A recirculation loop does not need much power or head. The pump in mine only draws 9W, and it works fine pumping water from the basement up to the second level without issue - it's not like it has to prime the loop...it's already full of water.
THere's at least a few ways to do recirculation. One is to have the pump run most of the time, and use a thermostatically controlled valve at the end of the loop (or loops). That will open or close as it senses hot water at that point. That would use one pump back at the heating source.
Or, you can use multiple pumps, one on each loop. Everything in my home branches off of one line, so I can get by with one pump and one sensing device (in mine, they're combined, but could be separate). It just so happens that I use one at the furthest point rather than near the WH. It has a built-in aquastat, and an internal timer so only runs during the normal use times. It turns itself on when the inlet water temp is below about 85-degrees, and turns off when it gets to 92. They make a version that is adjustable.
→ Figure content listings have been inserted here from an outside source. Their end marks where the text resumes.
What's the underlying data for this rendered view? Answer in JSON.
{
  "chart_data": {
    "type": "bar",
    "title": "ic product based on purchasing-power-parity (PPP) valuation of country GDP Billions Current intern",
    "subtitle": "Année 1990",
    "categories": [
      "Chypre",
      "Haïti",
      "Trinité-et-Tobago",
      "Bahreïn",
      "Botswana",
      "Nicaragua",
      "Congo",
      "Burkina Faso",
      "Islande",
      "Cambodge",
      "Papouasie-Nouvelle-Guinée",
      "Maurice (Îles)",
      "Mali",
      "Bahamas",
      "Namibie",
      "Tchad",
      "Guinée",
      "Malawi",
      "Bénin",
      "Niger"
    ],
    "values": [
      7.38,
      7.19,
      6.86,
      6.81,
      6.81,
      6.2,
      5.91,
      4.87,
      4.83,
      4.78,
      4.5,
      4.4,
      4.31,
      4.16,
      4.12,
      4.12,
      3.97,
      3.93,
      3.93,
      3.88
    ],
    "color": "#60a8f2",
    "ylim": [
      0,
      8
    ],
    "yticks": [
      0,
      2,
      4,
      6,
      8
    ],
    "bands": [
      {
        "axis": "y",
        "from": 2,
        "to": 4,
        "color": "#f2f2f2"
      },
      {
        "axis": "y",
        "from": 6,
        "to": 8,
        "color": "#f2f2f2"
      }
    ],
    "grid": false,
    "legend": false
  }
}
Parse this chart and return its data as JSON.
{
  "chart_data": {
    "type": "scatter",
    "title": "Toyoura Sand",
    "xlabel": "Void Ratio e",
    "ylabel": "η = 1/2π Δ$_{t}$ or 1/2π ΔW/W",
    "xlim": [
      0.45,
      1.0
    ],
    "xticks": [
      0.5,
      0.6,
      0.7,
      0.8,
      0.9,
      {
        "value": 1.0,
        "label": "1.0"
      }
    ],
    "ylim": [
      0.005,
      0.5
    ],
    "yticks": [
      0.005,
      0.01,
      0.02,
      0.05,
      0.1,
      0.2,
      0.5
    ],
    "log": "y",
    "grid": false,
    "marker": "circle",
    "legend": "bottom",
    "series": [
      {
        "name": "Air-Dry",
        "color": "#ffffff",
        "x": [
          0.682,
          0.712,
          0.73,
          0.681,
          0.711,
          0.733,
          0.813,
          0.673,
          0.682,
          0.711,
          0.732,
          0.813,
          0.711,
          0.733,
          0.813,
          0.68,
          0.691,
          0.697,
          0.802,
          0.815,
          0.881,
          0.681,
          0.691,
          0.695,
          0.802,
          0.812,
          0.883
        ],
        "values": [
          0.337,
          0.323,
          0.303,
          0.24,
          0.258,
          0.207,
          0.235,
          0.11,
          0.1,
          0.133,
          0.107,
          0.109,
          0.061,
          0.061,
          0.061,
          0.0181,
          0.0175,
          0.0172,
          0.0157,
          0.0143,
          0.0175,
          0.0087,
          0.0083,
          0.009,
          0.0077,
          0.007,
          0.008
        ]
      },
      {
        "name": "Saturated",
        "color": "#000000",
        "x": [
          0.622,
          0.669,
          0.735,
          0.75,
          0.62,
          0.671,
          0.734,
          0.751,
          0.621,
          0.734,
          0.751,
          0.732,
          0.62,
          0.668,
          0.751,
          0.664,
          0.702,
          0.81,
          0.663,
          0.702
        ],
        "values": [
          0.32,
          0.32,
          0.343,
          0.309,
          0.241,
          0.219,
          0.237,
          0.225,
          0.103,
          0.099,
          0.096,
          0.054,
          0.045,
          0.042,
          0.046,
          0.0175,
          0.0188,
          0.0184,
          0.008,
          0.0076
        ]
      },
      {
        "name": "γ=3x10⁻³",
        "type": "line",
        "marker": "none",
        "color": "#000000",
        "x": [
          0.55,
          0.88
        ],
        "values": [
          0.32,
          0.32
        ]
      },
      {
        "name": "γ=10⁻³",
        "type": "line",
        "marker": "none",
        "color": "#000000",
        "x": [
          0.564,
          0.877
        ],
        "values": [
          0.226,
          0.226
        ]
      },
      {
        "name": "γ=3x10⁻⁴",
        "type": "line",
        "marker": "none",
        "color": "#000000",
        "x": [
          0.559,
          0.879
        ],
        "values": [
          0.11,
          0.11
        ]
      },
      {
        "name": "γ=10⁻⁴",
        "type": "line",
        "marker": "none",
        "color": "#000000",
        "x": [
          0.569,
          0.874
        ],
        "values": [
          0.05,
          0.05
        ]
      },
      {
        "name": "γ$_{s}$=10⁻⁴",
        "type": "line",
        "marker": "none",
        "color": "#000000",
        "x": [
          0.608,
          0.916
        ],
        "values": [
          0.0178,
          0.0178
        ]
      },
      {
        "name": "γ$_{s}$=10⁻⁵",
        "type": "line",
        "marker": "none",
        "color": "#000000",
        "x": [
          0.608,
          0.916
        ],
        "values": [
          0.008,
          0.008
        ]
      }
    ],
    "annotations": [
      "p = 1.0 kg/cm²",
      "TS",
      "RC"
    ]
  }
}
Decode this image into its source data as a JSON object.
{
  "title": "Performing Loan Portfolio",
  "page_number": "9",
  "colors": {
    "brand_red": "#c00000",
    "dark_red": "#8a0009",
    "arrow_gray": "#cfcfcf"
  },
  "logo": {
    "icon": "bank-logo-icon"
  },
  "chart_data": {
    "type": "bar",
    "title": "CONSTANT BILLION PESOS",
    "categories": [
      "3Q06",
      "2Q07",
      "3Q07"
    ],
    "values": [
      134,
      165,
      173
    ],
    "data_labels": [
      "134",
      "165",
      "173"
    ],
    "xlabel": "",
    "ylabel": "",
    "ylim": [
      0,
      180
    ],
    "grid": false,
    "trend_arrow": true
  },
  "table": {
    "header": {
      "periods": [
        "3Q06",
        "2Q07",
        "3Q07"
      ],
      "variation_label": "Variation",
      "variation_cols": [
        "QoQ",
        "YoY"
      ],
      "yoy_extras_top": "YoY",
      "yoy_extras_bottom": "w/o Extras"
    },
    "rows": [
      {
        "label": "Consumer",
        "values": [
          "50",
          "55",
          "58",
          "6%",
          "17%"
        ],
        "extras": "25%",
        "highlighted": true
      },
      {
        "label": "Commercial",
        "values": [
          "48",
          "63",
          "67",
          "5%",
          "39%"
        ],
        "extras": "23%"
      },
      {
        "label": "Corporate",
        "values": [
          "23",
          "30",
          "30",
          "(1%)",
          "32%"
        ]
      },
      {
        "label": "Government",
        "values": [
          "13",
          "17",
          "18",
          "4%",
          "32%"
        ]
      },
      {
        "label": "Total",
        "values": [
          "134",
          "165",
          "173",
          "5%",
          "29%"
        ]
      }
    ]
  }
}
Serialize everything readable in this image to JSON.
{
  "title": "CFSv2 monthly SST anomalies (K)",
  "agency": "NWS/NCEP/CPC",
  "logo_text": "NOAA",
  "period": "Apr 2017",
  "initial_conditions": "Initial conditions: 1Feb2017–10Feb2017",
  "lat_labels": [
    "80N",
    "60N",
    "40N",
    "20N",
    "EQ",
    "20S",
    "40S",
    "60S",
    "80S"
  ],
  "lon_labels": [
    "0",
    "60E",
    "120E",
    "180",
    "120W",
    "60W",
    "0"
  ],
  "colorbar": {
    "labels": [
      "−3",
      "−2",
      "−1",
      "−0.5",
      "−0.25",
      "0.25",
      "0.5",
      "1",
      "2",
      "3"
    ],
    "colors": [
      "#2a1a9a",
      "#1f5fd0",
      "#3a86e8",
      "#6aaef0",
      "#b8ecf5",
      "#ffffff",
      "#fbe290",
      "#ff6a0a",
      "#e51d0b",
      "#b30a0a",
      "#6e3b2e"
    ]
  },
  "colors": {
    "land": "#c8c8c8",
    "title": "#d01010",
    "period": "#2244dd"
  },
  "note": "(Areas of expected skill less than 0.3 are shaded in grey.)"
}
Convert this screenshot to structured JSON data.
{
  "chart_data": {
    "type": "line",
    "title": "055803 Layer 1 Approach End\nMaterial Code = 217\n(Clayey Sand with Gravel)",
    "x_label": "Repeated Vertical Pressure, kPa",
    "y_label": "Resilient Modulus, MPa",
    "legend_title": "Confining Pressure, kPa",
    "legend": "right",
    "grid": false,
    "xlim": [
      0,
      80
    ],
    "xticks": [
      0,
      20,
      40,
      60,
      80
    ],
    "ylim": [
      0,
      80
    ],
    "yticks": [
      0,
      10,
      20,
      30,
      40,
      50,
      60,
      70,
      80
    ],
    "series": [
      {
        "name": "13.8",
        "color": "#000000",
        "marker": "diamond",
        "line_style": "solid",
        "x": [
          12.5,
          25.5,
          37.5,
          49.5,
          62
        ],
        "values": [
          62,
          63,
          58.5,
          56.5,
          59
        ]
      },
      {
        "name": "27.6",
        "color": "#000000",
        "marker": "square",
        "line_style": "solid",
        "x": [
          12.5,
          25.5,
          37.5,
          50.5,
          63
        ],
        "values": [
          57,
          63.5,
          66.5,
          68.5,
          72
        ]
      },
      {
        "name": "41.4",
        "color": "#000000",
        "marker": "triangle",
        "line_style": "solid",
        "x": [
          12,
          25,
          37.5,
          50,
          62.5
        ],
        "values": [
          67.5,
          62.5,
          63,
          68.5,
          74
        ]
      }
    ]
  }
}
Some of the others use a thermostatically controlled valve and most of them shut down the flow when it reaches 105-degrees or so.
With the system I have, the first time it comes on in the morning, it might take a bit over a minute to get warm water there (the shower is closer to the heater, so it's hot), and then, it only runs somewhere between 3-6x per hour for about 45-seconds or so.
The copper institute says you should never run hot water through copper pipes faster than 5fps, and that's only about 4gpm on a 1/2" line, or 8gpm on a 3/4" one. If you DO run it faster, expect several deleterious results: water flow noises, potential erosion of the pipe, and, your WH won't like it, either. Plus, if you size your pump for fastest results, you'll be using more power, and the pump will cost more, too. Keep in mind that any pump will need either SS or bronze, which ups the costs a lot over a pump designed for say hydronic heating...potable water will contain some oxygen, and that will rust out a CI pump body or impeller. In a heating system, once filled, the oxygen reacts with the iron, and then, stops since there's none left, so a CI pump can work.
You don't really want a large pump. Head isn't an issue, since water is just going around a loop, so whatever you push up is being aided by the same amount falling back on the return side, sort of like spinning a bicycle wheel...you only have to overcome friction, not gravity.
YOu could use a motion or a manual control to turn the system on, but in the system I have, I just let it run most of the day, and the timer disables it when I don't expect to be home or am asleep.